[Attention ce post aborde des sujets sensibles prenez le en compte avant votre lecture]
L’ambiance de la bibliothèque vide n’est pas sans rappeler celle des livres d’horreurs qui habille certaines de ses étagères. Un silence glacial règne, sans Odette pour le ponctuer de bruit de pas et de page qui se froisse à mesure qu’on les use pour en boire le contenu. Et ça me va très bien. Si dans la musique ce ne sont pas les soupirs que je préfère en temps normal, aujourd’hui je ne supporte pas les sons, tout me semble si… agressif. Ma tête est prise dans dans un étau douloureux, un voile lourd, opaque. Je ne pouvais m’en prendre qu’à moi-même, d’avoir voulu jouer les chimistes avec mon pouvoir dans l'espoir de me sentir mieux. Le lendemain du bal, ça faisait encore effet malgré une gueule de bois monumental. Mais aujourd’hui c’était retomber. Violemment.
La journée avait été invivable, mais ce soir le silence rendait l’ambiance plus supportable. C’est pourtant avec dépit que je prépare les nouveaux arrivages qui doivent être exposés le lendemain, l’étiquetage d’un livre sur deux est faux, la plastification négligée, et la présentation bâclée.
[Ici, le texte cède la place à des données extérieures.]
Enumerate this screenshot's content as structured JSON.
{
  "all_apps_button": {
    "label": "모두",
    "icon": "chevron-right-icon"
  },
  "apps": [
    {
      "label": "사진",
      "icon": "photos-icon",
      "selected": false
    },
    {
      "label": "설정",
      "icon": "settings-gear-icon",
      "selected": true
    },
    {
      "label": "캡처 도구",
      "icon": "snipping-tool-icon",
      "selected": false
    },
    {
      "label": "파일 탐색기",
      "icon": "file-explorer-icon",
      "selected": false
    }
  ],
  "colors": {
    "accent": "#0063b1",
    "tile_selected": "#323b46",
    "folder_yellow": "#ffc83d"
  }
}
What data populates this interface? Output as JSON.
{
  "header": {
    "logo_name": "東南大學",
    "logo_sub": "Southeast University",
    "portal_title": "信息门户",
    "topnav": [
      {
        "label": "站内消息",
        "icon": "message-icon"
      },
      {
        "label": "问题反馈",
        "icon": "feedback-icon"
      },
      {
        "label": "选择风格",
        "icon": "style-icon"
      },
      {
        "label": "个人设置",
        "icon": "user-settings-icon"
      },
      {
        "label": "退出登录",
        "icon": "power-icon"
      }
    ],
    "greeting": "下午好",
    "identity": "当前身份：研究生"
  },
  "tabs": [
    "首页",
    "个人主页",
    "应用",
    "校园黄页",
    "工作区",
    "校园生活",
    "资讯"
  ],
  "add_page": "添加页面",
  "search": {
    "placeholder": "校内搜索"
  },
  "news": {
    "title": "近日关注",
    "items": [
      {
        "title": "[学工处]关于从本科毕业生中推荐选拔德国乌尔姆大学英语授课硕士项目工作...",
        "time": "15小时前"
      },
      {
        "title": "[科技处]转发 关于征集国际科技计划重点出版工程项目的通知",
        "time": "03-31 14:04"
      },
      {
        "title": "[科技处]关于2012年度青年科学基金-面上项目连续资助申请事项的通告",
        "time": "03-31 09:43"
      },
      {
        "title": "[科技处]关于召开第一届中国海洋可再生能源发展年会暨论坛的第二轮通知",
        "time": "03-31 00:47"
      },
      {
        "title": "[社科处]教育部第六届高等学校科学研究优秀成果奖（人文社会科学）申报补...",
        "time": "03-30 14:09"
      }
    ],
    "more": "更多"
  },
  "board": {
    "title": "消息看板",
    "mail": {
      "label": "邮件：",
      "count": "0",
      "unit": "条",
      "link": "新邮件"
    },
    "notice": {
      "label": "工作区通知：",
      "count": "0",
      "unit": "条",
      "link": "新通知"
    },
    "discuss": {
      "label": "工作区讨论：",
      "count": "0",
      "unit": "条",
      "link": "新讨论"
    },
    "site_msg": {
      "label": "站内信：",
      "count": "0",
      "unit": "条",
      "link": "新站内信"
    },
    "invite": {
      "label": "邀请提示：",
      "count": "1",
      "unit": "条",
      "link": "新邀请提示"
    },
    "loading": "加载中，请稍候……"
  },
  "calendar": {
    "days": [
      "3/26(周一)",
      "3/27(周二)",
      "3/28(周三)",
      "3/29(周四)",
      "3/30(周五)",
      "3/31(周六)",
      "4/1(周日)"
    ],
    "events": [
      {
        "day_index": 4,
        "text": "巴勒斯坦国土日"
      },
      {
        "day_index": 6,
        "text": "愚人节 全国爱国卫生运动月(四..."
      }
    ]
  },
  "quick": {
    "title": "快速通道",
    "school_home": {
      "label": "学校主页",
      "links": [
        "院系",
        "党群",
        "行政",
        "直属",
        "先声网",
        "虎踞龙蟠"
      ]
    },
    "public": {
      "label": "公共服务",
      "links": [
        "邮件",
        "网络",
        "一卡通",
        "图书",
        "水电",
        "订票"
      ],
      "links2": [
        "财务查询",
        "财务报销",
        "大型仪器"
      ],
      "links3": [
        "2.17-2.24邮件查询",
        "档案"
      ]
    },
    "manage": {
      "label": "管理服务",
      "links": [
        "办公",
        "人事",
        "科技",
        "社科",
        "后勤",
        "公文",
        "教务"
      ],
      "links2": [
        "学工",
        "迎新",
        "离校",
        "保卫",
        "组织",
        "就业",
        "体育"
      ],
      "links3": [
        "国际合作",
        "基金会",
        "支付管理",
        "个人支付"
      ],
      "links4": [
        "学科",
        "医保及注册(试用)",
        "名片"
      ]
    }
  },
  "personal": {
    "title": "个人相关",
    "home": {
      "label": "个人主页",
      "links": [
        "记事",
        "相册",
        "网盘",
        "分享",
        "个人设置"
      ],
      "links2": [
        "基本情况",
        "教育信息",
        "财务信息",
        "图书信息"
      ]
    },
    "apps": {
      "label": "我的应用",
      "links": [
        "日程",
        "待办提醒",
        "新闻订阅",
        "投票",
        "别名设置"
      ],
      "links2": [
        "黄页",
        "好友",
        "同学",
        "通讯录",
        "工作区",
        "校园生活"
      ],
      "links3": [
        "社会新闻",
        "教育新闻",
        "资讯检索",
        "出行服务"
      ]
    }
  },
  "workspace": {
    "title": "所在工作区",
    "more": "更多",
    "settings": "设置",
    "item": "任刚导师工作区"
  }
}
Je ne parviens pas à me concentrer, c’est à peine si je capte ce que je suis en train de faire, j’ai seulement envie d’être… autre part. Sans vraiment savoir où. Pas coincé entre deux étagères de merisier à emballer des bouquins en tout cas.
...
Oh et puis ça me saoule je ne voie même pas pourquoi je continue à travailler juste parce qu’on me l’a demandé. J’ai autre chose à foutre que de perdre du temps sur leurs conneries !
Dans un geste rageur, je balance le livre que j’ai entre les mains sur la table parmi les autres, de toute façon à part pioncer en ce moment je suis bonne à rien alors autant se
casser. Je prends mon sac, ferme les stores, éteins les lumières et file en claquant violemment la porte dans un son qui s’épand en échos à travers les couloirs parfaitement déserts. Si je plisse douloureusement les yeux face au surplus sonore, la quiétude qui suit me calme un instant alors que je navigue dans ce labyrinthe de corridors. Seul on se sent toujours plus libre que lorsque le regard des autres vient parasiter nos pensées comme un bruit blanc, invisible, constant. C’est ce que je me dis tout le temps. Que plus je me tiens loin de qui que ce soit, mieux je me porte. Alors pourquoi il a fallu que sur les milliers de personnes qui peuples cette école ce soit moi qui le croise ?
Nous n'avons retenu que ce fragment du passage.